If one was to trace the inflation rate’s journey on its downward trends to the single-digit level since the United Party for National Development (UPND) came into power, one would see that in September
2021, it dropped to 22.6 per cent from 24.4 per cent and so on.
Therefore, since the ushering in of UPND into power the inflation has dropped from24.4 per cent to below 10 per cent.
Another important fundamental which has performed in an awe-inspiring manner is the local currency, the Kwacha.
This is one of economic benchmarks which positively responded to the declaration Mr Hakainde Hichilema as Zambia’s president-elect on August 16, 2021.
The dear Kwacha appreciated the most since 2015 while the Eurobonds due in 2024 jumped by almost 10 per cent to 73.56 cents on the dollar in London, the biggest gain then since April 2020 according to Bloomberg.
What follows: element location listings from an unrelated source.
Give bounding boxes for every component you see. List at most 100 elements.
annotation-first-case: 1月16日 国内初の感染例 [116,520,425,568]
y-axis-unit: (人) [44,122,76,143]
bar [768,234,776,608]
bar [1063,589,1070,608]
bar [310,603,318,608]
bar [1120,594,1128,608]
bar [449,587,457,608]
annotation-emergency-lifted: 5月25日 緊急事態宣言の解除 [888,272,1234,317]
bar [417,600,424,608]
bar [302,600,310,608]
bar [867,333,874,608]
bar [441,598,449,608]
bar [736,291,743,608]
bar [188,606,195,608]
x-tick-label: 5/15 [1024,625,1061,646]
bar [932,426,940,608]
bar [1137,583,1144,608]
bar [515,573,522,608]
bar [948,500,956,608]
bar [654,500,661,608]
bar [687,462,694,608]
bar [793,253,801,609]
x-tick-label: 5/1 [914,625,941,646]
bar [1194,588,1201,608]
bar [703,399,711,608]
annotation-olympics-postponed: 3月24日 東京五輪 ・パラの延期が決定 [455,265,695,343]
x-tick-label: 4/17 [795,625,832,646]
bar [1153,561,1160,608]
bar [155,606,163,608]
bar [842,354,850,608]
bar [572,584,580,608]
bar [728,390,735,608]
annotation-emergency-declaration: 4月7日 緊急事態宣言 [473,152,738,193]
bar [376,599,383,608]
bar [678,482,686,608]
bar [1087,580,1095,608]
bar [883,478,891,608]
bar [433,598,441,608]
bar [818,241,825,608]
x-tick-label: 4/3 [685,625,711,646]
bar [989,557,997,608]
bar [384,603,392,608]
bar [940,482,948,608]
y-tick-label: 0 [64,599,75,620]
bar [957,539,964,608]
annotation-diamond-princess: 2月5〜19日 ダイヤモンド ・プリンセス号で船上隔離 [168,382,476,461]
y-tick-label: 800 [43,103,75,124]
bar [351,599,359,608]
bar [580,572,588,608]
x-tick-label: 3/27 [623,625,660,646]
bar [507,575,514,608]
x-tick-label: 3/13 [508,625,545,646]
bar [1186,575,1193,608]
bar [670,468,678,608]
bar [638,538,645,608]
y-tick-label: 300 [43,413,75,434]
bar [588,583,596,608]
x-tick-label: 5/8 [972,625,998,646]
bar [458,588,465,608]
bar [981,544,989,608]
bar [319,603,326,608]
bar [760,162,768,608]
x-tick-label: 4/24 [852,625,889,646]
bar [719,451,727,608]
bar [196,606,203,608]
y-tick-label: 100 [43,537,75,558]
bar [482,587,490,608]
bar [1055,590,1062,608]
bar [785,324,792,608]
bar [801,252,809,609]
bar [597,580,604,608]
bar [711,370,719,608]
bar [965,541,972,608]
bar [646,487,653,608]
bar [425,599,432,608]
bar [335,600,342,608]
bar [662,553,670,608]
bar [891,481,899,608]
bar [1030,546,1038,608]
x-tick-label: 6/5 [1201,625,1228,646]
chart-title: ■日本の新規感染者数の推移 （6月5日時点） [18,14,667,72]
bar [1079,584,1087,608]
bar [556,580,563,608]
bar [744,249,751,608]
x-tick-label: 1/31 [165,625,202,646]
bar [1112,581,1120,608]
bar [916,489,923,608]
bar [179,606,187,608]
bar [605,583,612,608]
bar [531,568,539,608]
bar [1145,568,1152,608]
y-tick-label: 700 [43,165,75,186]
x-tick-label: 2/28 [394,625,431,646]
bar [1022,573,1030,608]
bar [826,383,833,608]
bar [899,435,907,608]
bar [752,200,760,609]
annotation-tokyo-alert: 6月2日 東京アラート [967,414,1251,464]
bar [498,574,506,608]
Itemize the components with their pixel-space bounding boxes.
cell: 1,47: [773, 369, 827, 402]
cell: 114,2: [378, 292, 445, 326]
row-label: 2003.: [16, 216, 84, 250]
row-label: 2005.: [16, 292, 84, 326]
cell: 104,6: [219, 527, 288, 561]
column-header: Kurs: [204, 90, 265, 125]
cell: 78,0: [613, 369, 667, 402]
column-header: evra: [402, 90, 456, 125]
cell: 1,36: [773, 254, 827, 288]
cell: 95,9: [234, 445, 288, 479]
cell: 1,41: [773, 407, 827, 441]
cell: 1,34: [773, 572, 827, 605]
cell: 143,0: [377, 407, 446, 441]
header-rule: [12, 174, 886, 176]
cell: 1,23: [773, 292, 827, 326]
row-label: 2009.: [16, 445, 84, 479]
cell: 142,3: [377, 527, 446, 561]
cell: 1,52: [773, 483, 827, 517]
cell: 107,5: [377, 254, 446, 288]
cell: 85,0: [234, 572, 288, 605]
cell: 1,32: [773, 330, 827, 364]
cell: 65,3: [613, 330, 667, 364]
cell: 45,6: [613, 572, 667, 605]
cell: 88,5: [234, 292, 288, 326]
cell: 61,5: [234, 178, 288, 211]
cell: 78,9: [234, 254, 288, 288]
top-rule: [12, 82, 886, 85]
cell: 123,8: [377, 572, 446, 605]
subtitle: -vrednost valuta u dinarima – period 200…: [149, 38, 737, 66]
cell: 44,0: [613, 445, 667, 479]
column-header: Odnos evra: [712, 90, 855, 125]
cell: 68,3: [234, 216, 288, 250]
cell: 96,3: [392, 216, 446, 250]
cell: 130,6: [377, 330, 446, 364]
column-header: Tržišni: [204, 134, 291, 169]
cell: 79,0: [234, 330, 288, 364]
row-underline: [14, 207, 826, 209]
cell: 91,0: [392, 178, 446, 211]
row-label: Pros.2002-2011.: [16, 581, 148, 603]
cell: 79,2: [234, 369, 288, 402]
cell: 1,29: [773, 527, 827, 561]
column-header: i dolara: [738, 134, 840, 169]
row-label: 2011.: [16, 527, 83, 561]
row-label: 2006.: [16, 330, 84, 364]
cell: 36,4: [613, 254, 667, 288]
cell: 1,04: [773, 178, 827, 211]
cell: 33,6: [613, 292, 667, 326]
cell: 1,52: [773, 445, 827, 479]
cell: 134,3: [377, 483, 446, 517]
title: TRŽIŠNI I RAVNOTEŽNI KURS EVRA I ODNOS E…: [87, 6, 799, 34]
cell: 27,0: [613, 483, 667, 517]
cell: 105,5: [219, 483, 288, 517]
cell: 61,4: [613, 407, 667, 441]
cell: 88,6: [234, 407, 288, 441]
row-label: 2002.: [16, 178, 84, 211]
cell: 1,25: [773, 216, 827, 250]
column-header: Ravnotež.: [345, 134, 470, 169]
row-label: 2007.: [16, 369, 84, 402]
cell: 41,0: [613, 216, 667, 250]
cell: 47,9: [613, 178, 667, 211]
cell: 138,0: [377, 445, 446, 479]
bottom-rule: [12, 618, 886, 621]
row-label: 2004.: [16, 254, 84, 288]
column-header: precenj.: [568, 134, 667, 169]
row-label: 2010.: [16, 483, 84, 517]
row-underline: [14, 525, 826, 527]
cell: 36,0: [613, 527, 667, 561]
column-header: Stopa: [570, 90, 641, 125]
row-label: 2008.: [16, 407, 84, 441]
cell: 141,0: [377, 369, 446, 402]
The Kwacha which has since been on its upward movement trend is currently hovering around K16 per dollar and with only a few currencies to beat for the world’s best performing legal tender slot.
Another economic area which has scored awesome results is on the confidence of the international community and investors.
The international community and investors’ confidence for Zambia is at all-time high leading to the country’s attainment of the long-awaited International Monetary Fund (IMF) financial support.
Just this week and to affirm that high confidence the international community has in the country, the Zambia Development Agency (ZDA) says Zambia registered US$1.1 billion worth of investment and more than 8,000 jobs in the third quarter of this year.
According to the agency that was due to improved macroeconomic economic fundamentals.
That means that the country has become a preferred investment destination for the foreign investors.
The $1.1 billion investment posted is as compared to $631 million recorded in the same period in 2021, which translates into about 73 per cent rise.
Among the key sectors were manufacturing, which accounted for the highest figure of $396 million, energy, tourism, mining transport, construction, services, agriculture and health.
ZDA acting director general Albert Halwampa says this during a Press briefing in Lusaka on Monday.
The 8,307 jobs were recorded from 95 investment ventures.
“All this is happening due to the stable macroeconomic fundamentals. And as ZDA we are at a stage where investor confidence is at its highest level. We are now having an inflow of investors coming into this country because everybody sees that the foundation in Zambia is strong,” Mr Halwampa says.
During the period under review the ZDA monitored 27 projects recording real investment of $3.89 billion and creating 6,071 jobs.
“The total export earnings increased to $2.83 billion compared to $2.82 billion in the same period representing 0.35 per cent. Non Traditional Exports increased by 24.7 per cent to $907.17 million in the third quarter of 2022 from $729.19 million during the same period in 2021,”Mr Halwampa says.
According to the ZDA, the Democratic Republic of Congo (DRC) has continued accounting for the largest export share of $24.48 million, while $3.5 million was recorded from Mozambique.
Mr Halwampa says 1,279 businesses accessed Business Development Support (BDS) services including access to markets, finance technology and training.
This created 2,752 jobs compared to the 2021 period in which it supported 785 businesses and created 1,236 jobs.
One hopes that the $50,000 threshold for local investors will begin to take root in the fourth quarter of this year following the government’s decision to reduce the threshold of investing for local investors from $500 000 to $50,000.